The Broken Wall
Violaine Boutet de Monvel: The Broken Wall, your second solo show at Kamel Mennour, follows up on your exhibition a plan of the soul, for which you were awarded the 2018 Zurich Art Prize at the Museum Haus Konstruktiv. What are you presenting at the gallery?
Robin Rhode: I present three recent photographic ensembles from Haus Konstruktiv, along with older ones. They were all produced outside, against the same broken wall in the Johannesburg suburb of Westbury, in South Africa, where I grew up. I’ve also included a wall painting to echo the geometric tiling that appears in Nigerian Sands (2018). Manifesting this motif into the exhibition space allows the audience to have a stronger physical relationship to my work. It activates the surface of the gallery’s walls in a very subtle way, like a soft whisper blurring the notion of fictional space.

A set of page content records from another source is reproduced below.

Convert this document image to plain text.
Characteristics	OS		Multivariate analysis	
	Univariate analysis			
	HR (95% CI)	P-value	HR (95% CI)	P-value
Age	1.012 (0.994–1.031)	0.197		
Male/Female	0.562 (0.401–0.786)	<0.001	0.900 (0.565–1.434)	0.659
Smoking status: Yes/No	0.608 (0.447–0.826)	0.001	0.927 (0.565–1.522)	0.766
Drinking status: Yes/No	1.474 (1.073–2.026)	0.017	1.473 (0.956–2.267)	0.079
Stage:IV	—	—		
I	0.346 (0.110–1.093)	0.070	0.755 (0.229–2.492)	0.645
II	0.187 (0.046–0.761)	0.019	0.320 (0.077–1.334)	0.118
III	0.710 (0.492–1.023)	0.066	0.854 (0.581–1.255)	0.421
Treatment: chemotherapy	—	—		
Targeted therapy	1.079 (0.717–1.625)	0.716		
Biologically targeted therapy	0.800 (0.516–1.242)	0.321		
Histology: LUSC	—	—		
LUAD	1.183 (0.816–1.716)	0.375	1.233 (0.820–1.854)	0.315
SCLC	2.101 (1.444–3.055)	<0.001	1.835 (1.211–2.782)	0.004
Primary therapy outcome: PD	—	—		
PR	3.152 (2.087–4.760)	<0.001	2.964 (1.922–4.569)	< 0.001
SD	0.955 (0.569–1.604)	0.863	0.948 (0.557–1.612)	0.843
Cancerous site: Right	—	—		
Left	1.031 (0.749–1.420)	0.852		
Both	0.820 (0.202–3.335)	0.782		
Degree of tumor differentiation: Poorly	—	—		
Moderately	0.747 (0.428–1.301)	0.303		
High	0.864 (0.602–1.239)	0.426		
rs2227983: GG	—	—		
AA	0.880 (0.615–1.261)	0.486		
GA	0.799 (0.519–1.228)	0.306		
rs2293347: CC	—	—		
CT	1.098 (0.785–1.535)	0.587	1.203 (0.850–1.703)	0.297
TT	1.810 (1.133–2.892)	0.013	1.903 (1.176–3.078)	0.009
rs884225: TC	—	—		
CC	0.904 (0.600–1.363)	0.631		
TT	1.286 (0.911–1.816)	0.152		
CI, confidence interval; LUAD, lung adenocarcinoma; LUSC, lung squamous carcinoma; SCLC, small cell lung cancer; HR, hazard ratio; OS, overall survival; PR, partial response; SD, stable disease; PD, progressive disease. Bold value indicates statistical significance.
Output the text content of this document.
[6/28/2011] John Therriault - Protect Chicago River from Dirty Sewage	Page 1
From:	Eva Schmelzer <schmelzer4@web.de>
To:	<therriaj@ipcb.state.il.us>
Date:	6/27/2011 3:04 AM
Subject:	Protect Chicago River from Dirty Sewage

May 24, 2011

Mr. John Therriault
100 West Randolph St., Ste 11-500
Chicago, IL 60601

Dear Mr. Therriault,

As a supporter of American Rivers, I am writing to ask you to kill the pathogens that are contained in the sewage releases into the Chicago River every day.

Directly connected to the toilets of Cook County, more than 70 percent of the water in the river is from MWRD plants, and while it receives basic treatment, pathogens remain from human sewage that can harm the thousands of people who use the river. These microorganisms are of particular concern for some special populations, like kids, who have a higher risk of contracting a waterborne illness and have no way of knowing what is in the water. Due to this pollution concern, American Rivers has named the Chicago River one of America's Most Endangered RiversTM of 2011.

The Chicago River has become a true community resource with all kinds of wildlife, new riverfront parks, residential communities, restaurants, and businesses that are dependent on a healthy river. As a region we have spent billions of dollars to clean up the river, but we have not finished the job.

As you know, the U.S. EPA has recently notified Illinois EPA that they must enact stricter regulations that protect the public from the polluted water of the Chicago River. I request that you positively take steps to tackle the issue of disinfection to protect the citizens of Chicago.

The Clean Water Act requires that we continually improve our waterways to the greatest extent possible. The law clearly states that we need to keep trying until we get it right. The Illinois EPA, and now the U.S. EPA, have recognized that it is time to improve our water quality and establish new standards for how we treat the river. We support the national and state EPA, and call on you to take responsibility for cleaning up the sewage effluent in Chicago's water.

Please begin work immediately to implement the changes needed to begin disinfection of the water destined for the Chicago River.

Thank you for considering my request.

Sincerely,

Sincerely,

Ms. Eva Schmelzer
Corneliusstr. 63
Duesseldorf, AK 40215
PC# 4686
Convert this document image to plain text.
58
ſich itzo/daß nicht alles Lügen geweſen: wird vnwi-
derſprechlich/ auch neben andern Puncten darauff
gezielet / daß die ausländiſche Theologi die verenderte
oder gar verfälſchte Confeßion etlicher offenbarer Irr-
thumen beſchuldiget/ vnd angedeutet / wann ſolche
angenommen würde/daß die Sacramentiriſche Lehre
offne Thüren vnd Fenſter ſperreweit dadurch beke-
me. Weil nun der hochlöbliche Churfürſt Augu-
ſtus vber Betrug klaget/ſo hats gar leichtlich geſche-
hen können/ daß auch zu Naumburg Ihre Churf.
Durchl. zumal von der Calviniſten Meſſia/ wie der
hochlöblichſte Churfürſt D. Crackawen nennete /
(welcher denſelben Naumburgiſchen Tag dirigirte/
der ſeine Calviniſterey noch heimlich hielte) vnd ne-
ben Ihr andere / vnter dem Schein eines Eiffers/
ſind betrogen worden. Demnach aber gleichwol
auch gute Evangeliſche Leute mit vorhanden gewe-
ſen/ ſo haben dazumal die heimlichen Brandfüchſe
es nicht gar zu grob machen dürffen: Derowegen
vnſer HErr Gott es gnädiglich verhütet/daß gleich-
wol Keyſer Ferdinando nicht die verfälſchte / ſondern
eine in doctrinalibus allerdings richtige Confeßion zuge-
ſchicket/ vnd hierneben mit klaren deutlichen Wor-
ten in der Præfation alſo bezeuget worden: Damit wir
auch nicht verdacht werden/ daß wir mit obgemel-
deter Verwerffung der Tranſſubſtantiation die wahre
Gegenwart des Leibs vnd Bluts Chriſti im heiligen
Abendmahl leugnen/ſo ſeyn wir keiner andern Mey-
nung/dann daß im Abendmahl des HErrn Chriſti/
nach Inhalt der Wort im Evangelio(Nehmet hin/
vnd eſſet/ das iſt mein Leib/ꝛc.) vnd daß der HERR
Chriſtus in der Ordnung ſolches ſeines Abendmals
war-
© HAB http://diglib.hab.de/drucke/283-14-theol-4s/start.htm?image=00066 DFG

What is the process behind these photographic ensembles, in which performers playfully interact with figurative or abstract wall drawings in the making?
I’ve been working on this particular wall in Johannesburg for seven years. My team includes about fifteen persons now, mostly young people from the community. I always sketch and develop the concept behind each work beforehand. The notion of physical interaction between the performers and the wall drawings is crucial. From one photograph to the next, there is a transient, almost spiritual shift, when the drawing becomes alive, breaths, gets a heartbeat and develops a soul through the performers’ engagement with it.
The sequences of interactions that these works unfold, respectively, often read as if you were catapulting dancing bodies into drawing fields. What is your relationship to choreography and narration?
I’ve never formally studied choreography, but I have an immense appreciation for dance and performing arts. I come from a very gestural society, where the movement of the body speaks louder than words and conveys more than language. It breaks down communication barriers between cultures, especially those as complex as South Africa’s. Narration comes organically through drawing. Each mark carries a storyline, and each photograph is a steppingstone towards a broader narrative that extends beyond the picture frames.
Drawing and photography poetically encompass your performances here, which are both staged and documented. What importance do these two mediums have in your overall practice?
I consider here photography only in terms of capturing a wall drawing and the performance that animates it. Drawing is really at the core of
my aesthetics. It is the central narrative towards which everything else gravitates. I currently feel the urge to make art with all the visual lexicons at my disposal and I flirt with many mediums to do so, but my ultimate wish is to draw, become an abstract painter and find inner peace in the process.
This show was titled after an essay by Sean O’Toole, in which he draws parallels between your work and Johannesburg. The city was shaped throughout the Apartheid era. Having relocated to Berlin, do you believe your practice still relates to the wall as a possible symbol of ethnic or political segregation?
My work has considerably evolved since I moved to Berlin, seventeen years ago. As a South African artist, I feel almost compelled to produce works that engage with identity politics or the issue of decolonization, which dominate the art scene in my home country. However, due to my geographical distance, I was led to embrace new forms of inspiration. Among them, colour theory, architecture and mathematics have been a breath of fresh air to me, away from the overly political, but I still use humour to poke fun at aspects of power.